青竹葉,是青竹幫的信物,就是這樣東西曾讓自己在百花鎮從鬼門關前走了一遭。後院裡月光如水,一地清輝。蘇青桐蹙着眉一直沉默着,雲雪岸從旁看了會兒,不放心地問:“你怎麼了?”
“你們家當真只是做綢緞布匹生意的?”蘇青桐認真地,一字一句地問道。
“是啊……”雲雪岸回答得很快,有些莫名。
“不對。”蘇青桐湊近低聲道,“你們是青竹幫的人。”
雲雪岸愣了一下,不置可否。
蘇青桐繼續道:“我認識青竹葉,就因爲那個我在京郊差點丟了小命,他們把我當做叛黨抓了起來,要不是我僥倖逃脫,恐怕就和百花樓的一衆人一樣了。”

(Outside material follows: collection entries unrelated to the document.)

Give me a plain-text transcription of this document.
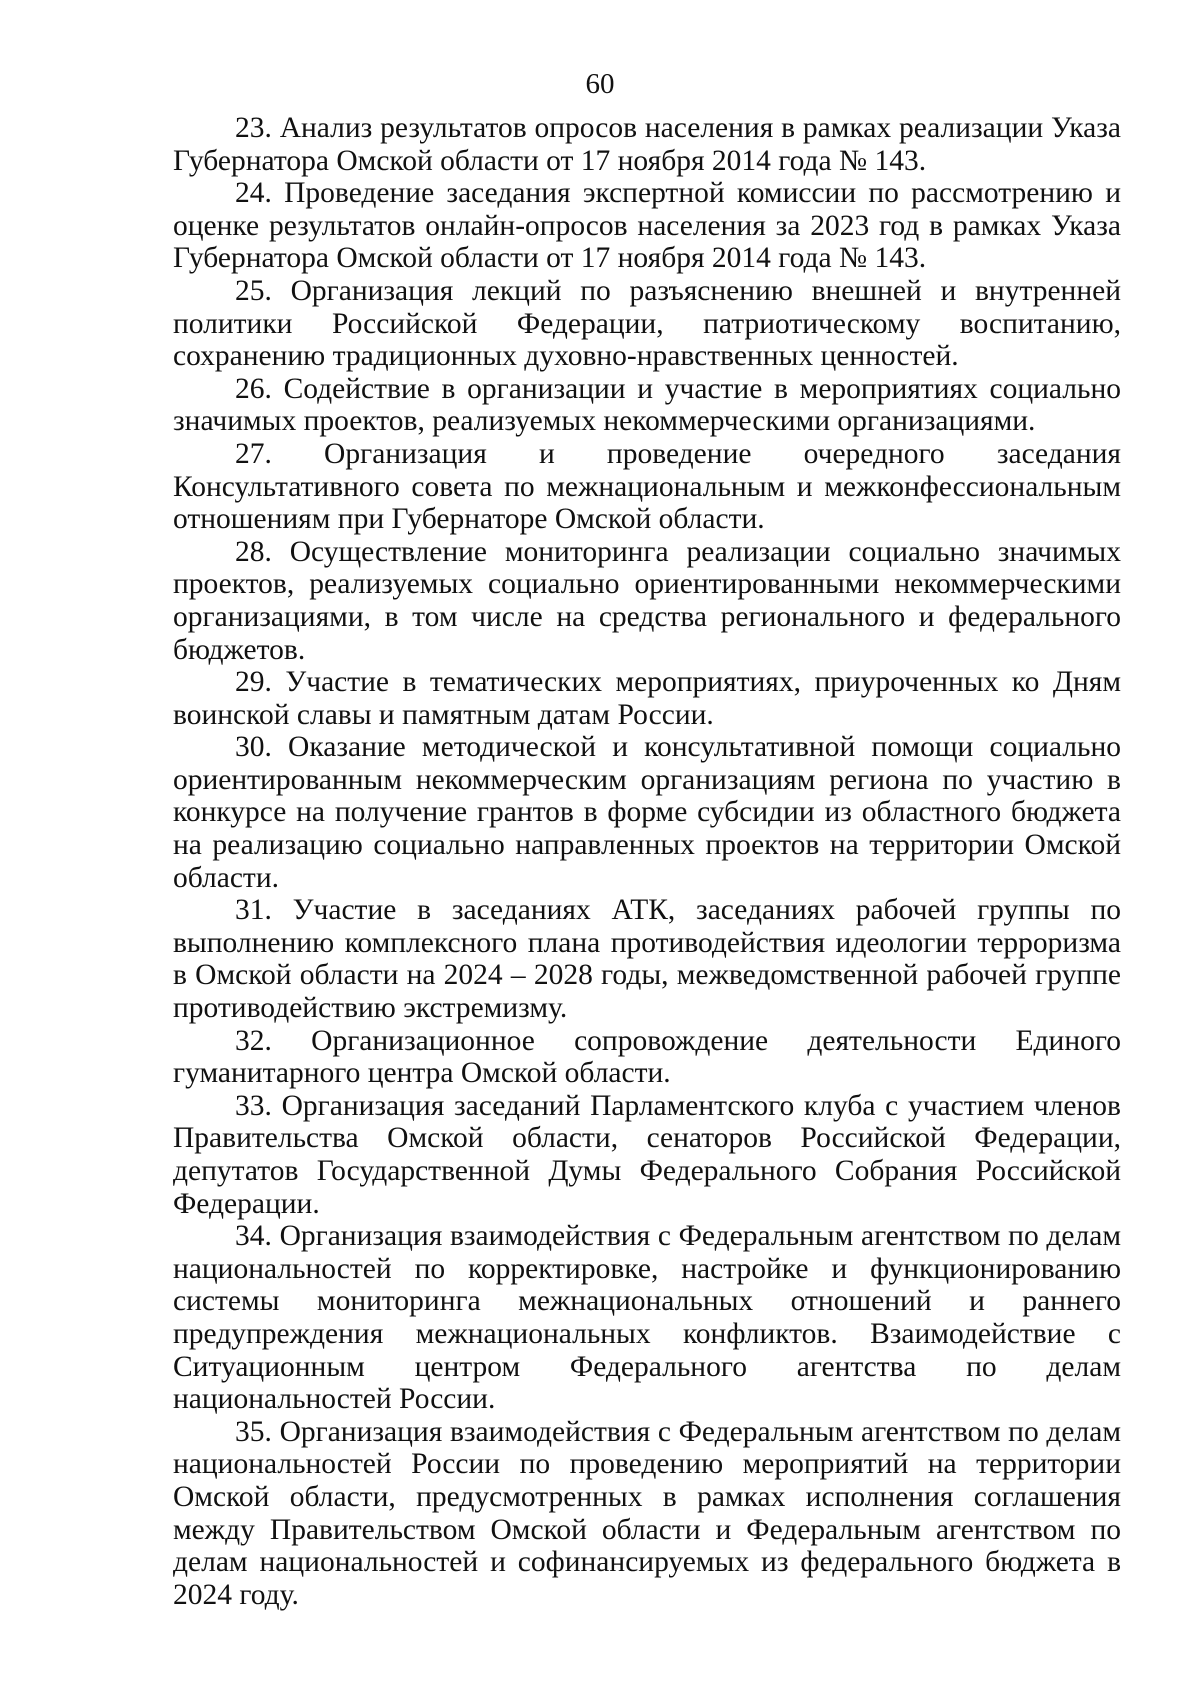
60

23. Анализ результатов опросов населения в рамках реализации Указа Губернатора Омской области от 17 ноября 2014 года № 143.

24. Проведение заседания экспертной комиссии по рассмотрению и оценке результатов онлайн-опросов населения за 2023 год в рамках Указа Губернатора Омской области от 17 ноября 2014 года № 143.

25. Организация лекций по разъяснению внешней и внутренней политики Российской Федерации, патриотическому воспитанию, сохранению традиционных духовно-нравственных ценностей.

26. Содействие в организации и участие в мероприятиях социально значимых проектов, реализуемых некоммерческими организациями.

27. Организация и проведение очередного заседания Консультативного совета по межнациональным и межконфессиональным отношениям при Губернаторе Омской области.

28. Осуществление мониторинга реализации социально значимых проектов, реализуемых социально ориентированными некоммерческими организациями, в том числе на средства регионального и федерального бюджетов.

29. Участие в тематических мероприятиях, приуроченных ко Дням воинской славы и памятным датам России.

30. Оказание методической и консультативной помощи социально ориентированным некоммерческим организациям региона по участию в конкурсе на получение грантов в форме субсидии из областного бюджета на реализацию социально направленных проектов на территории Омской области.

31. Участие в заседаниях АТК, заседаниях рабочей группы по выполнению комплексного плана противодействия идеологии терроризма в Омской области на 2024 – 2028 годы, межведомственной рабочей группе противодействию экстремизму.

32. Организационное сопровождение деятельности Единого гуманитарного центра Омской области.

33. Организация заседаний Парламентского клуба с участием членов Правительства Омской области, сенаторов Российской Федерации, депутатов Государственной Думы Федерального Собрания Российской Федерации.

34. Организация взаимодействия с Федеральным агентством по делам национальностей по корректировке, настройке и функционированию системы мониторинга межнациональных отношений и раннего предупреждения межнациональных конфликтов. Взаимодействие с Ситуационным центром Федерального агентства по делам национальностей России.

35. Организация взаимодействия с Федеральным агентством по делам национальностей России по проведению мероприятий на территории Омской области, предусмотренных в рамках исполнения соглашения между Правительством Омской области и Федеральным агентством по делам национальностей и софинансируемых из федерального бюджета в 2024 году.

“青竹幫不是叛黨。”雲雪岸低垂着眼,肯定而清晰地說道,“在江湖上有一些人,他們使的功夫各不相同,他們集結在一起燒殺擄掠,每次犯過事後便留下一枚青竹葉,那青竹葉與我們的很像但也有細小的差異,可我們幫裡從不會做那些打家劫舍的事情,只在早些年有一些劫富濟貧的做法,且青竹葉在幫中也只是用於少數人互相傳遞消息之用,比如幾位叔伯以及各個地方負責幫中聯絡的人。其實我們也想知道他們冒充青竹幫到底是出於什麼樣的目的,但至今仍不得而知。”
蘇青桐沉吟道:“這麼說官府是抓錯人了?”
雲雪岸肯定地點點頭:“真正的青竹幫這幾年萎縮了不少,一心退隱江湖,而且這次襲擊爺爺他們的並非官府的人。”
蘇青桐點點頭:“看來這次還是單純搶奪財物的。”
雲雪岸默然不語,良久問道:“既知我們是青竹幫,你害怕麼?”
蘇青桐笑起來:“怕,特別怕。”一擡眼望見雲雪岸糾結的表情,自知得逞,不由樂道,“怕你們嫌我吃的多!”
看着蘇青桐無憂的背影遠去,雲雪岸心中升起一絲感激和感動,還有一種說不清道不明的久遠情愫。